O senhor da Florett e a senhora malsatisfeita eram "amantes", estavam amantizados, amigados. Andavam metidos um com o outro, isto é, com a outra. Tinham um caso, dir-se-ia hoje, e era um segredo muito mal guardado. Toda a gente da terra sabia. Fafe ainda hoje é uma terra pequena. Cochichava-se, mexericava-se, emprenhava-se também pelos ouvidos. Num misto de recriminação e inveja, os amantizados eram olhados de esguelha, havia quem mudasse de passeio, quem baixasse os olhos, quem deixasse de os salvar. Isto era com as mulheres. Às amantes, a sacristia chamava-lhes pecadoras, adúlteras. Com eles, parecia que havia uma espécie de respeito, de admiração: aos homens, o povo chamava-lhes pinantes, verrumadores, homes do caralho.

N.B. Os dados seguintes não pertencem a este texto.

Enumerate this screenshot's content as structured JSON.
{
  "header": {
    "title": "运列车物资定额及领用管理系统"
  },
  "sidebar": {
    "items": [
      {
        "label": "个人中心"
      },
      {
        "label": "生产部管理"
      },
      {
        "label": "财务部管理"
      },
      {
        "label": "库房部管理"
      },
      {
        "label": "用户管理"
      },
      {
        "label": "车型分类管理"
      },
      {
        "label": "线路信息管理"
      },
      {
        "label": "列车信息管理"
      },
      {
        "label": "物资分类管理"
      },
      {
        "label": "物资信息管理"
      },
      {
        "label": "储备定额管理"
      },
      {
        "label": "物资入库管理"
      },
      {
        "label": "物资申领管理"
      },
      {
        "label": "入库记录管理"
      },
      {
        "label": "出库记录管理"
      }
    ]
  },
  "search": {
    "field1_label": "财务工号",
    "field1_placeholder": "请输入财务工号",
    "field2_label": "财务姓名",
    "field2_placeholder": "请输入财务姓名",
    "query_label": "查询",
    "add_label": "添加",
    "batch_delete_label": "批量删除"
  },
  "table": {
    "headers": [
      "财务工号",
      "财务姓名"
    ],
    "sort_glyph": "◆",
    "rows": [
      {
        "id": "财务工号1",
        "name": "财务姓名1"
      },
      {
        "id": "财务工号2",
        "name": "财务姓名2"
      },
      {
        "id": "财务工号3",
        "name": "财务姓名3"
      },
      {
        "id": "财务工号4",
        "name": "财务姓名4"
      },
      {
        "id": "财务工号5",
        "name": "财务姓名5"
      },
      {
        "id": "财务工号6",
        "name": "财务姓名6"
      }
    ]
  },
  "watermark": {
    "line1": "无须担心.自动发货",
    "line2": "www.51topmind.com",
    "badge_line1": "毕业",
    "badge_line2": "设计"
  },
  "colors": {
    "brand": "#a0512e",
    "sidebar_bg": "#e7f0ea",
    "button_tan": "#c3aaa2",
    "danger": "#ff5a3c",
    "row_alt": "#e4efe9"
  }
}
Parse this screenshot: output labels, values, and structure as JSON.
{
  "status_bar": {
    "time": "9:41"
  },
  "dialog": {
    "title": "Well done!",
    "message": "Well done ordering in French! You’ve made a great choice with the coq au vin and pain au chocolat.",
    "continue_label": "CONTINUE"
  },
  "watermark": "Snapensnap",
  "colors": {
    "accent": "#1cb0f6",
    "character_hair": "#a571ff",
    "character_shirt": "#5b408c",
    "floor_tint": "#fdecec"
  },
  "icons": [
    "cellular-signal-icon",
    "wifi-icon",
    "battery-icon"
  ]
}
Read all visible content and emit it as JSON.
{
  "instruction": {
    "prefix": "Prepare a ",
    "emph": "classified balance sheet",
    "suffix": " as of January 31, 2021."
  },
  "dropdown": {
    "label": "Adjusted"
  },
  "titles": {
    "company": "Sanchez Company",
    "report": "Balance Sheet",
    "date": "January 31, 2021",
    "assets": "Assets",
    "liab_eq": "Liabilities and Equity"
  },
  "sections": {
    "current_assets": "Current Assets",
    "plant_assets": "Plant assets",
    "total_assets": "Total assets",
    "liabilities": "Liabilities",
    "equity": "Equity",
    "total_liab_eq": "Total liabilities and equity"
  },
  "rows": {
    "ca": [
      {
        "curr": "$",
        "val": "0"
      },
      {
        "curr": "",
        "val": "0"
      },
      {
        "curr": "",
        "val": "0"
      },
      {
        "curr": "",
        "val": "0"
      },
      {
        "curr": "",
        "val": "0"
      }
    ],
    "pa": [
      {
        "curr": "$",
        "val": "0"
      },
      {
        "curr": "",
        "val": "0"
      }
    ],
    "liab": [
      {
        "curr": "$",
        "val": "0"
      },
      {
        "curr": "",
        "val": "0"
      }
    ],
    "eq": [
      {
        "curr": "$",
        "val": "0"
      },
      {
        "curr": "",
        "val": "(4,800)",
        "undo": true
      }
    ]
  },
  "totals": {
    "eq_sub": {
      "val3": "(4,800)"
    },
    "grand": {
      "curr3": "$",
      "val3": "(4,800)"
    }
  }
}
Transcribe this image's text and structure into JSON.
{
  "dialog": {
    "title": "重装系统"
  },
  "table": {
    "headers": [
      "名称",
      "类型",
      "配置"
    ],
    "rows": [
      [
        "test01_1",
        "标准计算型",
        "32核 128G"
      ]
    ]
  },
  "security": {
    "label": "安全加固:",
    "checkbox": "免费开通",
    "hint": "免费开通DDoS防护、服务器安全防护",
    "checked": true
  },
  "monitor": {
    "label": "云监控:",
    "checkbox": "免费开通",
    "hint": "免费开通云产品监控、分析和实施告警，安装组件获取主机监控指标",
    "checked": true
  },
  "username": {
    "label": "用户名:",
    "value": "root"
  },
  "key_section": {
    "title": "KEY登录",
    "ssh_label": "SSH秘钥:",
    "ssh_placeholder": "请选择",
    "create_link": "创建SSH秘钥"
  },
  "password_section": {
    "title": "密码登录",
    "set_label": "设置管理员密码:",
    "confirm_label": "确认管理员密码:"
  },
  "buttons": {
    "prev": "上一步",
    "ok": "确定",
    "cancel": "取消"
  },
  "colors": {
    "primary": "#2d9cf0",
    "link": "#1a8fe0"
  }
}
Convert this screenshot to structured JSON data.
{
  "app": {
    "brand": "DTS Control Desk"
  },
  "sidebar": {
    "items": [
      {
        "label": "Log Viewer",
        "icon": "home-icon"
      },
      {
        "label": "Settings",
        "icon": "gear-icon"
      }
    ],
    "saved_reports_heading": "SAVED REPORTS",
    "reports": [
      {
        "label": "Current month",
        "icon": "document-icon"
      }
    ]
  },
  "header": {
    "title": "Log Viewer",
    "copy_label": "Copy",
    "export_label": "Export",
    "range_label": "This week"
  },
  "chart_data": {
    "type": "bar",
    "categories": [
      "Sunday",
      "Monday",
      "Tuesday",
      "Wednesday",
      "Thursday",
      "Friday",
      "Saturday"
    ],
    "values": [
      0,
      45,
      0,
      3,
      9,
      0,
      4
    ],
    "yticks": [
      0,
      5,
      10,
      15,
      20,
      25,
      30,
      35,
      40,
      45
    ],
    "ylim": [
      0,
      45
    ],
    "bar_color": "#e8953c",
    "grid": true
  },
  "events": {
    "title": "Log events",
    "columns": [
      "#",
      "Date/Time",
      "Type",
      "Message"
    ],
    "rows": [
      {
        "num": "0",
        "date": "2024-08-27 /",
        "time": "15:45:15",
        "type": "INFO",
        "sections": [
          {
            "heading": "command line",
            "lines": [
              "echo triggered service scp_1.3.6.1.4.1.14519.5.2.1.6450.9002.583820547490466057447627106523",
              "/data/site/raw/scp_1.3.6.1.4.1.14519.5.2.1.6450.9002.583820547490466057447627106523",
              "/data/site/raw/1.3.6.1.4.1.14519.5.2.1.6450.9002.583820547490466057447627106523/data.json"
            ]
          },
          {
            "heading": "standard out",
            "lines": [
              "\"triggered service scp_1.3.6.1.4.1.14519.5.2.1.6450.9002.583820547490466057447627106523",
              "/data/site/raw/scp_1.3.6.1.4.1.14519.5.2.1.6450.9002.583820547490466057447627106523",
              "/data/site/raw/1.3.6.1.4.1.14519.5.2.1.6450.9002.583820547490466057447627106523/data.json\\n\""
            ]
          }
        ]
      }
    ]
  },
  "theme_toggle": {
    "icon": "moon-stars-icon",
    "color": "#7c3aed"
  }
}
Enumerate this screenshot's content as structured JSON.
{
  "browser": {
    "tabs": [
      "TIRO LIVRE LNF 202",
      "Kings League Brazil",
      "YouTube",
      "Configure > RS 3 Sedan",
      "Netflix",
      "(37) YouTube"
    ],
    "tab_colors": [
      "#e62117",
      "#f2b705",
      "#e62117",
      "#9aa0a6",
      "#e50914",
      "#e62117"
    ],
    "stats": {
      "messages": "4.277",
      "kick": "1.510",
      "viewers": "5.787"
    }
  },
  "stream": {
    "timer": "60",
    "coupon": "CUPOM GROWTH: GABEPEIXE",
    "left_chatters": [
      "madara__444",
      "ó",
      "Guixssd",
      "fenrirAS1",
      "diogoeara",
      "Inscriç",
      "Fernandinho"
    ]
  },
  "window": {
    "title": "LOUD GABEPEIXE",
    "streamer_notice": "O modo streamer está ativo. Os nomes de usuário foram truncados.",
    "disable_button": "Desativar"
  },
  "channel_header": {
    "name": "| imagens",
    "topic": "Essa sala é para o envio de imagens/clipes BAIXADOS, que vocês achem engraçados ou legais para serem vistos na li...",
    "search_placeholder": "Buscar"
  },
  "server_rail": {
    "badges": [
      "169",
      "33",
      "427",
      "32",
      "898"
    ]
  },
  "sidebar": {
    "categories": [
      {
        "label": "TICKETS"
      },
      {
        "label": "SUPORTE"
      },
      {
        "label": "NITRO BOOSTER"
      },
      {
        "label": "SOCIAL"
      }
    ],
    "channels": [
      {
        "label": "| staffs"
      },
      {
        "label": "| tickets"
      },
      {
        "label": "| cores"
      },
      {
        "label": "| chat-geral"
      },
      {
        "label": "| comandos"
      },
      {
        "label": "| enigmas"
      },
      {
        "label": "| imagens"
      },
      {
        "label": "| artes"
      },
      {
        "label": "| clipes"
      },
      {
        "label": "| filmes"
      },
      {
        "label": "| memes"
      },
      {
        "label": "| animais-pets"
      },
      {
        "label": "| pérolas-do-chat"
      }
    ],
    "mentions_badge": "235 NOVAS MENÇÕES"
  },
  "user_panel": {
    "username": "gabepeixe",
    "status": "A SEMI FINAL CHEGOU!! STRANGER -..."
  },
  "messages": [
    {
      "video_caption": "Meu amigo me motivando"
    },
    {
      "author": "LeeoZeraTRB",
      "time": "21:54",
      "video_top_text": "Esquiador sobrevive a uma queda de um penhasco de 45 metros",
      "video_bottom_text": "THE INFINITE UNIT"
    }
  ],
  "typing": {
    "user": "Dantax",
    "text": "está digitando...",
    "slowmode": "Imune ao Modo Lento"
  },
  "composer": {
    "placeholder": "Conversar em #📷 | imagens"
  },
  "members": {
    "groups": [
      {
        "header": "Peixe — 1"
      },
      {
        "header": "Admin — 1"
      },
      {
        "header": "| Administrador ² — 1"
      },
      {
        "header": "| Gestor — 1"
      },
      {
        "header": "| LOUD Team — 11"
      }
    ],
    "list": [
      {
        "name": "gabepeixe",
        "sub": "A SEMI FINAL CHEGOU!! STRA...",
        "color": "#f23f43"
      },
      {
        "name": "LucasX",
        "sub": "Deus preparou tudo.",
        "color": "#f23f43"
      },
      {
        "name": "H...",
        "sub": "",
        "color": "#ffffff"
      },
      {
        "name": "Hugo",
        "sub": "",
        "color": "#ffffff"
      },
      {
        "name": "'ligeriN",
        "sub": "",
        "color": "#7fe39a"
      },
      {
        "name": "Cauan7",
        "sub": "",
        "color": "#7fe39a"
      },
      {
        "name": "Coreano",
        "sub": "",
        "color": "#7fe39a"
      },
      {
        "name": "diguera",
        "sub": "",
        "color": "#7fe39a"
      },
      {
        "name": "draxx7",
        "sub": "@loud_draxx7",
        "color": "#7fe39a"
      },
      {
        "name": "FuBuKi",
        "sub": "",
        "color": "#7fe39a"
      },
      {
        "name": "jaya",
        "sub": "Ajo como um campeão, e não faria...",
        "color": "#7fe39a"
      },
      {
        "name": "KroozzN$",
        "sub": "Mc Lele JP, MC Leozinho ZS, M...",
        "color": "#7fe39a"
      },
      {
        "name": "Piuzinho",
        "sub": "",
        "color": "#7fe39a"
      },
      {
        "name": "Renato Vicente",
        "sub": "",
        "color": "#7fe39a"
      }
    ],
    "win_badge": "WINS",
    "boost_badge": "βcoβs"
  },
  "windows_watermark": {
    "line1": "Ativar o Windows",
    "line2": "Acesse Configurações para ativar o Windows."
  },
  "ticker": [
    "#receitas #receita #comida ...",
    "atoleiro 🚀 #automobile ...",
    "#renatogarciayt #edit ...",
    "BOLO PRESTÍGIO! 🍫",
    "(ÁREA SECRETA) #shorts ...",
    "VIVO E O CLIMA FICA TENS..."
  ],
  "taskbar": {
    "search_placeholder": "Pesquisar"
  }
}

Mas o que havia sobretudo era muita dor de... cotovelo.
As mulheres falavam com orgulho no "meu amante" e batiam no peito, nos peitos, com toda a força do corpo, sem vergonha e sem vergonhas, reclamando o que lhes pertencia de direito a troco do que davam com todo o gosto. Os homens faziam de conta. Os cornos não eram os últimos a saber. Se calhar eram os primeiros. Só podia dar para o torto. E dava.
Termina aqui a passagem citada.